Too many walks and not enough hits

The stage seemed perfectly set for Phil Hughes to have a big game Wednesday night. His parents made the trip to the Bay Area from their home in southern California to watch him start against the Athletics at O.co Coliseum, a pitchers’ park that favors those who give up a lot of fly balls. Yankees manager Joe Girardi filled his lineup with his best defensive outfielders to run down all those prospective flies, and Oakland’s lineup was without two of its best hitters, Coco Crisp and Yoenis Cespedes, with nagging leg injuries.

It did not turn out to be Phil’s night, however. Coming off a superlative performance at Seattle at the start of the Yanks’ West Coast trip late last week, Hughes had a letdown in the Yankees’ 5-2 loss that guaranteed Oakland winning the series that ends Thursday afternoon with the Bombers’ hopes resting on Hiroki Kuroda.

Hughes struggled to find the plate in an outing that lasted only 4 1/3 innings as a mounting pitch count (95) that has plagued him often this year bit him again. Five walks played a major part of that, which has not been a characteristic of Yankees pitching this year. The staff entered play with the fewest amount of walks in the majors with 157, an average of 2.49 per nine innings.

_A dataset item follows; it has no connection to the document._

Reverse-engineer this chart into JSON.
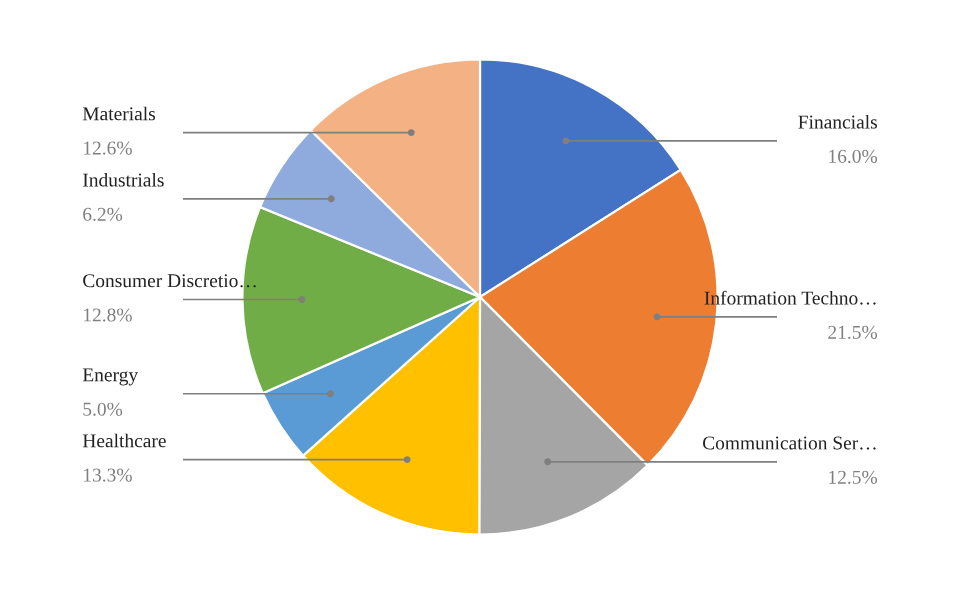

By game’s end, the Yankees walked nine batters, a season high. It was so bad that even rookie Preston Claiborne finally walked someone for the first time in his career after 19 1/3 innings. Claiborne walked Seth Smith, who got four free passes plus a single for an odd perfect night.

A more usual nemesis for Hughes, the home run, was evident again. Brandon Moss hit the first of his two homers in the game off Hughes in the second inning, a two-run shot. Moss homered again in the eighth off Joba Chamberlain. In fact, that is just about Moss does these days. The five hits he has had over his past 40 at-bats have all been home runs.

The long ball may not have stung as much as how the A’s got their other two runs. Lackadaisical work at holding a runner on first base by both Hughes and Chamberlain helped Oakland build two runs that certainly were illuminated when the Yankees rallied in the ninth and brought the tying run to the plate.

In each case, the pitcher paid no attention to A’s second baseman Eric Sogard, who took huge leads and stole second and ended up scoring on hits by John Jaso, a one-out double off Hughes in the fifth and a two-out single off Chamberlain in the eighth.

As timid as the Yankees’ offense has been the past two nights, there was never mind slim but no margin for error. The Yankees managed only four hits off three Oakland pitchers. Starter Dan Straily has been a hot pitcher of late (3-0 with a 2.20 ERA over his past five starts) and closer Grant Balfour made it 17-for-17 in saves albeit after putting the tying runs on base in the ninth.

The Yankees’ 3-4-5 hitters – Mark Teixeira, Travis Hafner and Vernon Wells – were a combined 0-for-11. Teixeira did drive in a run with a sacrifice fly that gave him more RBI (5) than hits (4) on the trip. Jayson Nix got his third RBI of the trip with a two-out single in the seventh but could not duplicate the feat in the ninth in making the final out.

The victory, Oakland’s 10th straight at home, moved the A’s back into first place in the American League West while the Yankees fell three games behind the Red Sox in the AL East but stayed a half-game ahead of the third-place Orioles.